Personal information
- Full name: Carlos Francisco Puga Medina
- Date of birth: 26 November 2000 (age 25)
- Place of birth: Albuñol, Spain
- Height: 1.75 m (5 ft 9 in)
- Position: Right-back

Team information
- Current team: Málaga
- Number: 3

Youth career
- Albuñol
- 2008–2011: La Mojonera
- 2011–2015: Granada
- 2015–2017: Almería
- 2017–2018: La Mojonera
- 2018–2019: Santa Fe

Senior career*
- Years: Team / Apps / (Gls)
- 2019–2020: Motril / 27 / (3)
- 2020–2021: Córdoba B / 22 / (0)
- 2021–2023: Córdoba / 60 / (0)
- 2023–2024: Atlético Madrid B / 13 / (0)
- 2024–: Málaga / 69 / (0)

= Carlos Puga =

Spanish association football player

Carlos Francisco Puga Medina (born 26 November 2000) is a Spanish professional footballer who plays for Málaga CF. Mainly a right-back, he can also play as a right winger.

==Career==
Born in Albuñol, Granada, Andalusia, Puga represented AD Albuñol and La Mojonera CF before joining Granada CF's youth setup in 2011. He moved to UD Almería in 2015 before returning to La Mojonera in 2017, and finished his formation with CD Santa Fe.

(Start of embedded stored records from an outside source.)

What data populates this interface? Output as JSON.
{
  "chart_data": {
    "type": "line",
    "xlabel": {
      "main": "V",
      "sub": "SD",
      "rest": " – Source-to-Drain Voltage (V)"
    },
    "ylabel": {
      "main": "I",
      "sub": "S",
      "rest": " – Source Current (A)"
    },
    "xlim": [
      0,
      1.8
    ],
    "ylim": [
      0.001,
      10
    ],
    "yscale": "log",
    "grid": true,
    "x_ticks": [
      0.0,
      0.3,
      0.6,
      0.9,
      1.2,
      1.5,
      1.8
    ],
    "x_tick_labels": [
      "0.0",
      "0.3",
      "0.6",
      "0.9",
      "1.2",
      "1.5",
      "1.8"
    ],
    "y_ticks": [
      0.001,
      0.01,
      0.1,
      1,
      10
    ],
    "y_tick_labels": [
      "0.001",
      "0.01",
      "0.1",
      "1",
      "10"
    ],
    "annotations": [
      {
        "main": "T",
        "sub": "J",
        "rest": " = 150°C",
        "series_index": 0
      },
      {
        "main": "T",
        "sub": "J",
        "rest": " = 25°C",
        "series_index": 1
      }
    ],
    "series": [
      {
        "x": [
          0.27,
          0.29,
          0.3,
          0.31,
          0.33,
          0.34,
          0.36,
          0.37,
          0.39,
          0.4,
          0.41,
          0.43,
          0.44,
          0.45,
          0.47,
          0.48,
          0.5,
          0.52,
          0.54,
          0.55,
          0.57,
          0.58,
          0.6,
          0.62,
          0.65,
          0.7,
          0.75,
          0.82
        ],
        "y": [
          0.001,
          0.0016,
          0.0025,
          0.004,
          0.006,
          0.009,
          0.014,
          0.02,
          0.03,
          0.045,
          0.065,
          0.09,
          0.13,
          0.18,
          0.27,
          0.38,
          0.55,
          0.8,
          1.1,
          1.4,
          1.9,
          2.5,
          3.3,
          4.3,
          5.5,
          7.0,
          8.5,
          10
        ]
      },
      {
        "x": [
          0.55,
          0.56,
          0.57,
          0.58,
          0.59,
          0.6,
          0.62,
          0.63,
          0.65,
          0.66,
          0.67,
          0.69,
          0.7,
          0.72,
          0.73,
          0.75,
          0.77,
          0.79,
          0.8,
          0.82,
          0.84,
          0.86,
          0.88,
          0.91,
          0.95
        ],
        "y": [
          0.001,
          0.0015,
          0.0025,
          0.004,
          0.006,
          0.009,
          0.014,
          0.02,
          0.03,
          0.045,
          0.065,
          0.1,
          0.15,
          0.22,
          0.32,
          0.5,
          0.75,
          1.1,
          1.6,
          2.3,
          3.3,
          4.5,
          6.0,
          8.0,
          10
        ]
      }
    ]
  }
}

In 2019, Puga signed for Tercera División side CF Motril. He made his senior debut on 25 August, in a 2–0 away win over Loja CD, and scored his first goal on 8 September, netting his team's third in a 3–1 win at Melilla CD.

On 5 October 2020, Puga moved to Córdoba CF and was initially assigned to the reserves also in the fourth division. The following 1 July, after already making his first team debut in Segunda División B, he renewed his contract until 2023 and was definitely assigned to the main squad now in Segunda División RFEF.

On 1 August 2023, Puga agreed to a two-year deal with another reserve team, Atlético Madrid B in Primera Federación. He terminated his link with the Colchoneros on 1 February of the following year, and signed for fellow league team Málaga CF just hours later.

On 4 July 2024, after helping the Blanquiazules in their promotion to Segunda División, Puga renewed his contract until 2026. He made his professional debut on 24 August, starting in a 1–1 home draw against CD Mirandés.

Puga subsequently established himself as a first-choice, and further extended his link until 2029 on 23 January 2026. He made his La Liga debut on 19 August, starting in a 2–0 away loss to former side Atlético Madrid.